Adding custom policy exceptions

In case you need to add custom policy exceptions to the debug toolbox, you can do so by providing a user-configmap. The user-configmap should be a yaml file that contains the policy exceptions you want to add.

export CLUSTER=<cluster-name>
export NAMESPACES=<namespace>
export ORG=<org>
kgs template app --catalog giantswarm --name debug-toolbox --namespace org-$ORG --target-namespace $NAMESPACE --version 1.1.0 --cluster-name $CLUSTER --user-configmap=helm/debug-toolbox/values_pss_example.yaml

Install via Helm

As an alternative to the kgs command, you can also install the debug toolbox via Helm:

helm template debug ./helm/debug-toolbox --values=/<custom_values>/values.yaml

kubectl debug

kubectl debug helps debugging cluster resources using interactive debugging containers.

By default these containers are not very secure and therefore get denied by our cluster security policies as shown here:

$ kubectl debug --namespace loki loki-backend-0 --image alpine -- /bin/sh
Defaulting debug container name to debugger-9fp9k.
Error from server: admission webhook "validate.kyverno.svc-fail" denied the request: 

resource Pod/loki/loki-backend-0 was blocked due to the following policies 

disallow-capabilities-strict:
  require-drop-all: 'validation failure: Containers must drop `ALL` capabilities.'
disallow-privilege-escalation:
  privilege-escalation: 'validation error: Privilege escalation is disallowed.

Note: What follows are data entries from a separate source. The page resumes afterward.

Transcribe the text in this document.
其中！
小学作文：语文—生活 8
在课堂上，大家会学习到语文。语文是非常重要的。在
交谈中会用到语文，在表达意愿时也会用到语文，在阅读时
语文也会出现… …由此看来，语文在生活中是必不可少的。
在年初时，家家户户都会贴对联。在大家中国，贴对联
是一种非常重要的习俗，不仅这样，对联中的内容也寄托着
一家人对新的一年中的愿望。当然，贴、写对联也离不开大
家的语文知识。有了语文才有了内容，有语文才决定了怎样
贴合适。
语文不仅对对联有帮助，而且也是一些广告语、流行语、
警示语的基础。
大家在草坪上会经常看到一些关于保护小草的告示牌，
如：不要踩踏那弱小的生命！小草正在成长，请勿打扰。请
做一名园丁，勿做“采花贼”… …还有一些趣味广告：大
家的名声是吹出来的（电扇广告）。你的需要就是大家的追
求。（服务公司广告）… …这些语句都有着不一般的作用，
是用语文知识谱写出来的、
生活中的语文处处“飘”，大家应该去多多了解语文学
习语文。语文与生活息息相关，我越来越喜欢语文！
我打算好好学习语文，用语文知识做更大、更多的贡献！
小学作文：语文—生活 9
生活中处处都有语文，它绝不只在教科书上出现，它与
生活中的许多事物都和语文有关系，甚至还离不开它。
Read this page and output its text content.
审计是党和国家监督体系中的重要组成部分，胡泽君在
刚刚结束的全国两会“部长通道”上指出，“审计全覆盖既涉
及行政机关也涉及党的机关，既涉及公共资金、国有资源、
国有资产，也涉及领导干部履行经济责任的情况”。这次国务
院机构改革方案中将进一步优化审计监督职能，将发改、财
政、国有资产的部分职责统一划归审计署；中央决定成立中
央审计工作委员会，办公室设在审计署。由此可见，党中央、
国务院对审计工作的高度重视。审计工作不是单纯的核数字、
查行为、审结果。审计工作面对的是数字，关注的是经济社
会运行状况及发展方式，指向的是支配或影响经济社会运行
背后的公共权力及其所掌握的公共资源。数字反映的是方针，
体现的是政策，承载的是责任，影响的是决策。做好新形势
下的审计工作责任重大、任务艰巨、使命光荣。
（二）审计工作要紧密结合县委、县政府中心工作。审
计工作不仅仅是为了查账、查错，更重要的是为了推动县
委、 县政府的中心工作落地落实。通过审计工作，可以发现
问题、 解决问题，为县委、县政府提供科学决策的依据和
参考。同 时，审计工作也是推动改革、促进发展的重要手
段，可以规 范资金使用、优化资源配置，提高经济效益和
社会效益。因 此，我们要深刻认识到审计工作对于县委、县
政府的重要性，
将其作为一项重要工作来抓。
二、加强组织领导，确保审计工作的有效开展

The
    fields spec.containers[*].securityContext.allowPrivilegeEscalation, spec.initContainers[*].securityContext.allowPrivilegeEscalation,
    and spec.ephemeralContainers[*].securityContext.allowPrivilegeEscalation must
    be set to `false`. rule privilege-escalation failed at path /spec/ephemeralContainers/0/securityContext/'

Setting custom container security context with kubectl debug

⚠️ This requires at least kubectl v1.31.

First we create a YAML file with a secure container securityContext called custom-spec.yaml in this example:

securityContext:
  fsGroup: 10001
  runAsGroup: 10001
  runAsNonRoot: true
  runAsUser: 10001
  allowPrivilegeEscalation: false
  capabilities:
    drop:
    - ALL
  readOnlyRootFilesystem: false
  seccompProfile:
    type: RuntimeDefault

Then we can run our debug container like this:

kubectl debug --namespace loki loki-backend-0 --stdin --tty --image alpine --custom customspec.yaml -- /bin/sh

Feel free to choose your own debug image, so you have the tools you need.